En Corée du Sud, une base de données de spécialistes des industries les plus précieuses pour l'État sera créée afin d'empêcher les entreprises chinoises de débaucher du personnel et d'empêcher la technologie de fuir à l'étranger. Cette mesure sera mise en œuvre dans le cadre d'un plan quinquennal de renforcement de la protection de la propriété intellectuelle. Le plan a été élaboré par plusieurs agences gouvernementales du pays, notamment les ministères de l'industrie et de la justice, l'Office de la propriété intellectuelle et l'Agence nationale de renseignement.

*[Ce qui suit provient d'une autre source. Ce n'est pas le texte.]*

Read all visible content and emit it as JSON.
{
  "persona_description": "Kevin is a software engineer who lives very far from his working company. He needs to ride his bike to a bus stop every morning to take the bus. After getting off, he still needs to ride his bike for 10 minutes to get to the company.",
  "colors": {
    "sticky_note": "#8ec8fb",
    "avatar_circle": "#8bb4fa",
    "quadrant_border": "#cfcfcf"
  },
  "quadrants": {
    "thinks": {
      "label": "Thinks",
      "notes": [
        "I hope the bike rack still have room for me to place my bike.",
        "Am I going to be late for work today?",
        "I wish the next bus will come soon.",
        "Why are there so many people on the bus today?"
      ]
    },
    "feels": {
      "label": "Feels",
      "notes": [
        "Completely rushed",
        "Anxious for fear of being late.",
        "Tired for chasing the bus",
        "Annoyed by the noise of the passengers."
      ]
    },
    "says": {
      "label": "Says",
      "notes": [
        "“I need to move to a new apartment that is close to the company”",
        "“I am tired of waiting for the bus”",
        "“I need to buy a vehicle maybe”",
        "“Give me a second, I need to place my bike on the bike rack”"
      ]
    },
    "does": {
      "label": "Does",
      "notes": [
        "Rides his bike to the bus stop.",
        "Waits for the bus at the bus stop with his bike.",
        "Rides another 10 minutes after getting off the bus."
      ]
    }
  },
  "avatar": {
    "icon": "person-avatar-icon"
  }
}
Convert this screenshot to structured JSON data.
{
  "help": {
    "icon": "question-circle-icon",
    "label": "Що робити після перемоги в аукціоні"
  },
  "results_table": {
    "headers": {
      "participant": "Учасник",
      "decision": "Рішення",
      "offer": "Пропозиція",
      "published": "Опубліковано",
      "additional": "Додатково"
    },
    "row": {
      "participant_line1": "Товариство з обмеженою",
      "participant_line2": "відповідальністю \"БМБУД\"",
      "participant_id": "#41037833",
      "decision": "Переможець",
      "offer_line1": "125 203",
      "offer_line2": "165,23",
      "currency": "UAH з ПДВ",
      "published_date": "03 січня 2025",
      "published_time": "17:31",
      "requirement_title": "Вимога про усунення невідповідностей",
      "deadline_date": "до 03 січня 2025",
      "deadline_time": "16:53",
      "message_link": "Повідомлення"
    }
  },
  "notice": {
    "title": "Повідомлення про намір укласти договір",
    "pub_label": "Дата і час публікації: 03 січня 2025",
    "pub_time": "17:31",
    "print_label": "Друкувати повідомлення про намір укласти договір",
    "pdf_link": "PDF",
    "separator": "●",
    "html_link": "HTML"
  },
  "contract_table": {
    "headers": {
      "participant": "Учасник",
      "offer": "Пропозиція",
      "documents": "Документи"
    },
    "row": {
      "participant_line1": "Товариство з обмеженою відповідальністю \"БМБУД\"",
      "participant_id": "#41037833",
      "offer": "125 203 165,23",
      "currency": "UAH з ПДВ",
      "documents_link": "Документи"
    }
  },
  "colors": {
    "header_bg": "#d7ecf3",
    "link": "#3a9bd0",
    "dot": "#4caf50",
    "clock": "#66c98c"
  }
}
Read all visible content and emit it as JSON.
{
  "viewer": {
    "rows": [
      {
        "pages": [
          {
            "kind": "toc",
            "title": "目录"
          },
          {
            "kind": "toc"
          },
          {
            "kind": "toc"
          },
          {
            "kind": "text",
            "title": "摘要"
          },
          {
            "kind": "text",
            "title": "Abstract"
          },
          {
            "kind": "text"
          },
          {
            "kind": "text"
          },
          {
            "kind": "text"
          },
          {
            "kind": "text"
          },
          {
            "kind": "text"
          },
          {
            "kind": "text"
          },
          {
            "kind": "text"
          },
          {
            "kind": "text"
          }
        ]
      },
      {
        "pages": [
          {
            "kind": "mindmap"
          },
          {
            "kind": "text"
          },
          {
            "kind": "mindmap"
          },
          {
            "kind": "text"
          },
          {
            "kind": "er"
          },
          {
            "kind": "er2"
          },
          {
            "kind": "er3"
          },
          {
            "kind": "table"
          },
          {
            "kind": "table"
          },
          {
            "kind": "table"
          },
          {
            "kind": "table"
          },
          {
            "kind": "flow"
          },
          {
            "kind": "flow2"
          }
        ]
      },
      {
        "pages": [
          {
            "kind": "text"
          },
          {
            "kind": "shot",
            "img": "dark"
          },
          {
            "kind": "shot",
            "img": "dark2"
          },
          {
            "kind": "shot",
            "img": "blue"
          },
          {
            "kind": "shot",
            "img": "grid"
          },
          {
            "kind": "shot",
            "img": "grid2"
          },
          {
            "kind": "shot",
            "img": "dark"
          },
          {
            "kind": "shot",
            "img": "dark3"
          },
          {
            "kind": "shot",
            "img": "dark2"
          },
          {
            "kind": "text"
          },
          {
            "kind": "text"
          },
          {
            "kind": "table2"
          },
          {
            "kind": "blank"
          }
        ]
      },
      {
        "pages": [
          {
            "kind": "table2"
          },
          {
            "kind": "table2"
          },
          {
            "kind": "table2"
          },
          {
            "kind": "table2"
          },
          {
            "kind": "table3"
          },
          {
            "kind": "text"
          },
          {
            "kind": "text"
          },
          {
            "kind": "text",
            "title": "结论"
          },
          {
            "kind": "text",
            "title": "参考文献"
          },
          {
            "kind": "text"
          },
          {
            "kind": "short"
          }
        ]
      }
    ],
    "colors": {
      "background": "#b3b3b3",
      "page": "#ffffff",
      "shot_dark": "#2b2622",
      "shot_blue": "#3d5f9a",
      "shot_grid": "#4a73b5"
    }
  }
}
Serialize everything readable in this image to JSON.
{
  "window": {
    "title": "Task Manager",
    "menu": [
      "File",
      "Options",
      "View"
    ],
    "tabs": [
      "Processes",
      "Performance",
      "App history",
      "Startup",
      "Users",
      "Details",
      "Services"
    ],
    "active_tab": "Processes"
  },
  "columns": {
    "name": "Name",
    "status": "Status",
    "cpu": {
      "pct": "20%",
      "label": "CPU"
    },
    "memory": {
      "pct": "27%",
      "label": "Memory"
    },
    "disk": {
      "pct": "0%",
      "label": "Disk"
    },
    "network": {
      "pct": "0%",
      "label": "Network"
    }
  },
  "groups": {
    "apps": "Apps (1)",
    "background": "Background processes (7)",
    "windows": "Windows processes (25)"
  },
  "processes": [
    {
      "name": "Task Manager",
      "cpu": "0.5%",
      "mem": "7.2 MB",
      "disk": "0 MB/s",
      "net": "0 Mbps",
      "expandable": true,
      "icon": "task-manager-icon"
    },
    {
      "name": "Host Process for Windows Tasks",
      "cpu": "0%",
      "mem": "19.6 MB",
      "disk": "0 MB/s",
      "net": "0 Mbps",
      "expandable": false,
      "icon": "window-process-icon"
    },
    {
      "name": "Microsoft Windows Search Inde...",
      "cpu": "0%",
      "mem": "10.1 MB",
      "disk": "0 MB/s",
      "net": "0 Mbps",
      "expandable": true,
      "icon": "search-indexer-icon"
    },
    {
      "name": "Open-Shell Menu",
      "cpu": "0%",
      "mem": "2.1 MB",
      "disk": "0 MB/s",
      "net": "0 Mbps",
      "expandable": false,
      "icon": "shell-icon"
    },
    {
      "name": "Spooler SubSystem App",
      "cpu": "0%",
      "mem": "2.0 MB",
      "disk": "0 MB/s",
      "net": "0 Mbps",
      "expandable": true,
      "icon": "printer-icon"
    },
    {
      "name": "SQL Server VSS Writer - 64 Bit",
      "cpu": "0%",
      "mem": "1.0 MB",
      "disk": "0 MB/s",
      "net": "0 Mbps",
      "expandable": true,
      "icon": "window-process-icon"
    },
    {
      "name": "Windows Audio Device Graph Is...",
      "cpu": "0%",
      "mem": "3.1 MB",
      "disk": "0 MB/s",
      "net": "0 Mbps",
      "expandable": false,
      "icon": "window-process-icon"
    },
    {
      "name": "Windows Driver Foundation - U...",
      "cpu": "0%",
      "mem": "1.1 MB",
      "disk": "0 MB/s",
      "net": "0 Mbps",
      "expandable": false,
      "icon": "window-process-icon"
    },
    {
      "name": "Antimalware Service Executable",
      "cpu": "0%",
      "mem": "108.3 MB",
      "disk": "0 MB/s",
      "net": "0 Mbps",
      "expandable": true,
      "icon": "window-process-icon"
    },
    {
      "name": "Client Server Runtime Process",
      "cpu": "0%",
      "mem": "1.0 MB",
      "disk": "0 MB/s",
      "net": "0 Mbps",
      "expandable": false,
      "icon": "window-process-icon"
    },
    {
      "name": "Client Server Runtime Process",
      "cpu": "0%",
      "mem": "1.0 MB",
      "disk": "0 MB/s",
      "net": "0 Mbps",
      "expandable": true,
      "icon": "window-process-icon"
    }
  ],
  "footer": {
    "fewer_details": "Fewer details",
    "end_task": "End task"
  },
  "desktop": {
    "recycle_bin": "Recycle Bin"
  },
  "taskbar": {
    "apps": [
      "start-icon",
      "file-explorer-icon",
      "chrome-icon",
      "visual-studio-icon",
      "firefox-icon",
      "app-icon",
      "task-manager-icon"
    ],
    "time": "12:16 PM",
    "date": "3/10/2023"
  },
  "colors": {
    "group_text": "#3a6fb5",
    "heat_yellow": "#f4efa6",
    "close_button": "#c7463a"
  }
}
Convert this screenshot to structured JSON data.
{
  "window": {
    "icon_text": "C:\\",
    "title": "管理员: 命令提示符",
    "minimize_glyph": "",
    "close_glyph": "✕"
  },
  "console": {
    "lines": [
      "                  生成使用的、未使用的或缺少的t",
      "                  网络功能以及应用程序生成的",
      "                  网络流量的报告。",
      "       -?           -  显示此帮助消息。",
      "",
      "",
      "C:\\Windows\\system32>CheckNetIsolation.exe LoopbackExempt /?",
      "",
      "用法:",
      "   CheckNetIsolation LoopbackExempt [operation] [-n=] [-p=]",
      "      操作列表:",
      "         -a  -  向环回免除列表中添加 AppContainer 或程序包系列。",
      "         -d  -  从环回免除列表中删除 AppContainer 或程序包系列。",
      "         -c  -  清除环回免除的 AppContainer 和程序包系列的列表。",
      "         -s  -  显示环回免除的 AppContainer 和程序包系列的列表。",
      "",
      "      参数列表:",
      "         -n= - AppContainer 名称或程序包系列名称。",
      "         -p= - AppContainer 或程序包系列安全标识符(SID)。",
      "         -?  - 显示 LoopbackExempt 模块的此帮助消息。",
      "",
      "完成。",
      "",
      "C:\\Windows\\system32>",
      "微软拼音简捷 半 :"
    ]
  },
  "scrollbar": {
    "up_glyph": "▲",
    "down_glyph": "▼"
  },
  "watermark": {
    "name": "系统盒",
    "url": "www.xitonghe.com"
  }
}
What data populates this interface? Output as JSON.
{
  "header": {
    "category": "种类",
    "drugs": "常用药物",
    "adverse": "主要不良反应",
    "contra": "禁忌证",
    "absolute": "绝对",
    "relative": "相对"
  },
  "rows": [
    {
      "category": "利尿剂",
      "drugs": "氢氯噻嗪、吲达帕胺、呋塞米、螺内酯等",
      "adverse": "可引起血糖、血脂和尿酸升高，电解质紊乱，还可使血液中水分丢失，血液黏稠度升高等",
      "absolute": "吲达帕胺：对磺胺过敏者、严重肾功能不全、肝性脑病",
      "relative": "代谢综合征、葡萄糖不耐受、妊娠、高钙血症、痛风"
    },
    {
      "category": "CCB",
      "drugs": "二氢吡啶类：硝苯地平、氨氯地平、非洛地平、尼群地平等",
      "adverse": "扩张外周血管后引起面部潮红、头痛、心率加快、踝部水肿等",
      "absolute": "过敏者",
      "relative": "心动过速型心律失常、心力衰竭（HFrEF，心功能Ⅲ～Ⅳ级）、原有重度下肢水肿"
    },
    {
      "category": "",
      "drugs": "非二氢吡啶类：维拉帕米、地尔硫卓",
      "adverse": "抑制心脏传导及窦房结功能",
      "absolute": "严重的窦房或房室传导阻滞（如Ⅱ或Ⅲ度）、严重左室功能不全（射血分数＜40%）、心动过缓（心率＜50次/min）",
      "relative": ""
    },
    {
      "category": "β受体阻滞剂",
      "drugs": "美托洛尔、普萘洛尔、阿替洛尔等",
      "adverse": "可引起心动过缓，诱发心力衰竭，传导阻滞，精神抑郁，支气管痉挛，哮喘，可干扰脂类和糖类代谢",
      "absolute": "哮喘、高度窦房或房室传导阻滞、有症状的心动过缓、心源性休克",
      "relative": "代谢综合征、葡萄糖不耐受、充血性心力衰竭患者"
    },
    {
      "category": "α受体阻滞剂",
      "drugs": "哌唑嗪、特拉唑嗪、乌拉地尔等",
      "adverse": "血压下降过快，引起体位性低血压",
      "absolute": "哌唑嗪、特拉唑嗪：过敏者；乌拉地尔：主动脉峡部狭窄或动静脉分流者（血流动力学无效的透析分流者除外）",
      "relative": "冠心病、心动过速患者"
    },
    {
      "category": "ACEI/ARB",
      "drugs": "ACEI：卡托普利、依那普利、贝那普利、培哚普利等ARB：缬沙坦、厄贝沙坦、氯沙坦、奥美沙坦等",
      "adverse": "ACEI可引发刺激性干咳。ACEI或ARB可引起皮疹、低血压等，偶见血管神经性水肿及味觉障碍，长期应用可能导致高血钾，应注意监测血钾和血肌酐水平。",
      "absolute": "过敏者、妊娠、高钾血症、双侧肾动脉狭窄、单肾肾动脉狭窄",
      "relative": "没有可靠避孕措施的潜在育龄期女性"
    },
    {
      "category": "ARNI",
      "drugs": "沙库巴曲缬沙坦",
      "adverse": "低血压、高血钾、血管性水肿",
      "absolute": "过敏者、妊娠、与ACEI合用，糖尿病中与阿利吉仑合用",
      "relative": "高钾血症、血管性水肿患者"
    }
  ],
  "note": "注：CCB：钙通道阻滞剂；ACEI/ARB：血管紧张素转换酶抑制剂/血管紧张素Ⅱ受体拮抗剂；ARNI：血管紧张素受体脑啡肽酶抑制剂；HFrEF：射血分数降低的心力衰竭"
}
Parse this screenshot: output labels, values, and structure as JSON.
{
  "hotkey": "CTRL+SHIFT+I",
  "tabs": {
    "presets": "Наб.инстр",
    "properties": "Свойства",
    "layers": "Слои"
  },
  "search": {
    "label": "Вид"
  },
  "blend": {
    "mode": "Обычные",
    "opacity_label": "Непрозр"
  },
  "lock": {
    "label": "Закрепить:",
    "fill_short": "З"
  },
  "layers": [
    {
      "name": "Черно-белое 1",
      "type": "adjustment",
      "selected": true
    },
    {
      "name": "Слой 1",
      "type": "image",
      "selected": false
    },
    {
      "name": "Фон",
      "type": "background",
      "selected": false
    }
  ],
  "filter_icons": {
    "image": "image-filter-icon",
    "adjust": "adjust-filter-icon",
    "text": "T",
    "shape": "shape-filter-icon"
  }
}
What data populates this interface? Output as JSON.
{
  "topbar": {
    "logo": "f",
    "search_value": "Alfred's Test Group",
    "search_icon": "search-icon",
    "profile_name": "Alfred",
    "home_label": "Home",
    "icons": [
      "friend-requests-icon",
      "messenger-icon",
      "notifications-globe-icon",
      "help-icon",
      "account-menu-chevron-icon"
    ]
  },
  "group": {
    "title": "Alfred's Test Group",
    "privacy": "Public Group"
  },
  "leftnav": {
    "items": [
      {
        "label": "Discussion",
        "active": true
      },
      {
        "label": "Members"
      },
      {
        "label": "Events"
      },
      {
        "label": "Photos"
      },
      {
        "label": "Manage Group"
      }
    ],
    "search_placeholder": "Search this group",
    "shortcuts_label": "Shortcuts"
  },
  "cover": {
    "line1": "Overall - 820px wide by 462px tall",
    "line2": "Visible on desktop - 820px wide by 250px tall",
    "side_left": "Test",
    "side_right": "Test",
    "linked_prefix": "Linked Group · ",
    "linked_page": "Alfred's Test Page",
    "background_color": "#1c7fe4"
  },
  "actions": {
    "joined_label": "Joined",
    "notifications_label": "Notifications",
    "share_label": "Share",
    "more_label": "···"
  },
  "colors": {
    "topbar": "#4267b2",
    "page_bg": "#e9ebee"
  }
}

Séoul cherche à créer des mécanismes de protection contre les fuites technologiques - elles deviennent un sérieux problème pour des entreprises comme Samsung, dont le principal atout est la propriété intellectuelle. Au cours des cinq dernières années seulement, 397 incidents de ce type ont été enregistrés dans le pays. Selon le plan, une liste de spécialistes employés dans les 12 domaines les plus importants pour le pays sera créée : batteries, écrans OLED, construction navale et laminage de métaux. Les entreprises privées et les laboratoires seront tenus de veiller à ce que tous les employés répondant à ces critères soient enregistrés. Les autorités surveilleront les arrivées et les départs de ces personnes pour tenter de les empêcher de se déplacer vers des concurrents étrangers.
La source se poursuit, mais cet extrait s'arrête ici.